Zur Eröffnung des Weimarer Kunstfestes zeigt die Berliner Nationalgalerie ihre Schätze

Kunst und Politik gehörten nicht immer zusammen, in Weimar indessen schon, suchte Hellmut Seemann die Eröffnung der Ausstellung „Kunst der Weimarer Republik“ etwas zu befeuern. Der Präsident der Stiftung Weimarer Klassik und Kunstsammlungen bietet im Neuen Museum des eher beschaulichen Städtchens an der Ilm nicht nur dem Gastspiel der Neuen Nationalgalerie Berlin, sondern zugleich dem Kunstfest Weimar unter dessen erstmaligem Titel „Pèlerinages“ Unterkunft. Die hochkarätige Auswahl der Nationalgalerie-Bestände, dem für Weimar glücklichen Umstand des MoMA-Gastspiels an der Spree zu verdanken, soll der Hauptstadt der deutschen Klassik Diskussionsstoff liefern.

In einem aufschlussreichen Interview bekannte sich Kunstfest-Chefin Nike Wagner zur „Kulturnation“, durchaus im Sinne der Bewahrung und Rettung. Im Rückbezug auf die Weimarer Geschichtsepoche der Zwischenkriegszeit liegt denn auch etwas Beschwörendes. Die von Moritz Wullen von den Staatlichen Museen Berlin besorgte Ausstellung sucht den Stachel der Moderne, der in den üblichen Präsentationen allzu sehr zugunsten der kunstgeschichtlichen Ewigkeitswerte geglättet wird. Im Neuen Museum Weimar kommen Eigenständigkeit, Politisierung, Angriffslust der Avantgarde zur Wirkung, ob bei George Grosz und den „Agitationstafeln“ Heinrich Vogelers oder in den Neuanfängen Moholy-Nagys und Oskar Nerlingers.

Man kann das Weimarer Gastspiel als Probelauf für die künftige Präsentation in der Neuen Nationalgalerie nach dem Auszug des MoMA ansehen. Erstmals sind die künstlerischen Gattungen Malerei, Skulptur, Grafik, Fotografie, Architektur und Gestaltung gemeinsam vertreten – wie es dem Kunstbegriff nicht nur des „Bauhauses“ entsprach. Dazu gibt es zeitgeschichtliche Dokumente, die unmissverständlich belegen, dass die Kultur von Weimar wahrlich nicht ohne Politik verstanden werden kann – und umgekehrt. Daran wird in Berlin zu erinnern sein.

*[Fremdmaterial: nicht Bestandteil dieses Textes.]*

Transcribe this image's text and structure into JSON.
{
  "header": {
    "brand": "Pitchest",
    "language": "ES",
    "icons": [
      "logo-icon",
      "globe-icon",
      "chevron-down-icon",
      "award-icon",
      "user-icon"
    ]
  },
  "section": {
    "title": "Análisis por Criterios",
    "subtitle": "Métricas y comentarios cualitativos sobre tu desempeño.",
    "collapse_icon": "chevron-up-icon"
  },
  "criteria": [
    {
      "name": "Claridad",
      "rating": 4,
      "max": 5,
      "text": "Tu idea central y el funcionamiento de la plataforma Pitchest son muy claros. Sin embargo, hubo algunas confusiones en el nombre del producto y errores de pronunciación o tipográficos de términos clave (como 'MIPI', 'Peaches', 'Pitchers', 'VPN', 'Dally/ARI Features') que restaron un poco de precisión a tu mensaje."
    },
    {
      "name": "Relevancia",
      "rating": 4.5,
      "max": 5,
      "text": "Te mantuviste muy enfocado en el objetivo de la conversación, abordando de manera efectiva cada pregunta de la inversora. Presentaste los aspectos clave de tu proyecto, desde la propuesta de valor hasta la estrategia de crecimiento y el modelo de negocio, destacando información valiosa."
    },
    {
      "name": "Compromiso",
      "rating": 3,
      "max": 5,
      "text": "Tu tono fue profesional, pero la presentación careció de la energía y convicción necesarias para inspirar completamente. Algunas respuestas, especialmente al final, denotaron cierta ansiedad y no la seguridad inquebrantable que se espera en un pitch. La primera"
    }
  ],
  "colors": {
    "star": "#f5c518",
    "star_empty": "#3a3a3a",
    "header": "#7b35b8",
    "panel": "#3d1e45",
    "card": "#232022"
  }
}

Ob wir „Heimweh“ – wie in „Pèlerinages“ anklingend – nach der Weimarer Epoche haben dürften, fragte Nike Wagner bei der Eröffnung: „ein gefiltertes Heimweh vielleicht“. Sie erinnerte daran, dass sich Deutschland nach der Republik „selbst zum geschlossenen Raum machte“ und nannte „Emigration, Lager, Tod“. So sei die Ausstellung auch „eine Erinnerung an die einstige geistige Hauptstadt zu einem Zeitpunkt, da die reale Hauptstadt erneut Berlin heißt“.

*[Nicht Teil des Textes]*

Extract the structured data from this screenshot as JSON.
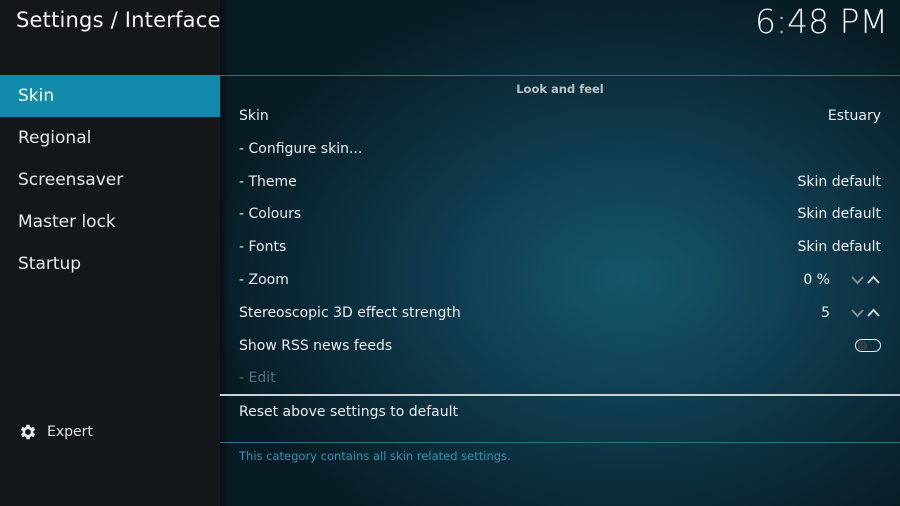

Hauptstadt, Hauptstädtchen war Weimar zu Zeiten des Großherzogtums, im „goldenen Zeitalter“ der Goethe- und Schiller-Zeit und im „silbernen“ der folgenden Generation. Ihr widmet die Stiftung Klassik und Kunstsammlungen derzeit im Schloss die Ausstellung „Maria Pawlowna. Zarentochter am Weimarer Hof“. Man tut gut daran, nach aller Beschwörung des durch die Jahre von 1919 bis 1933 so elektrisierten Namens Weimar an die Realgeschichte der Stadt zu erinnern. In Briefen an ihre Mutter belustigt sich Maria Pawlowna, Tochter des Zaren Paul I. und 1804 mit dem Erbprinzen Carl Friedrich von Sachsen-Weimar-Eisenach vermählt, über die Residenzstadt, die sie sich klein vorgestellt, aber nicht derart klein erwartet hatte.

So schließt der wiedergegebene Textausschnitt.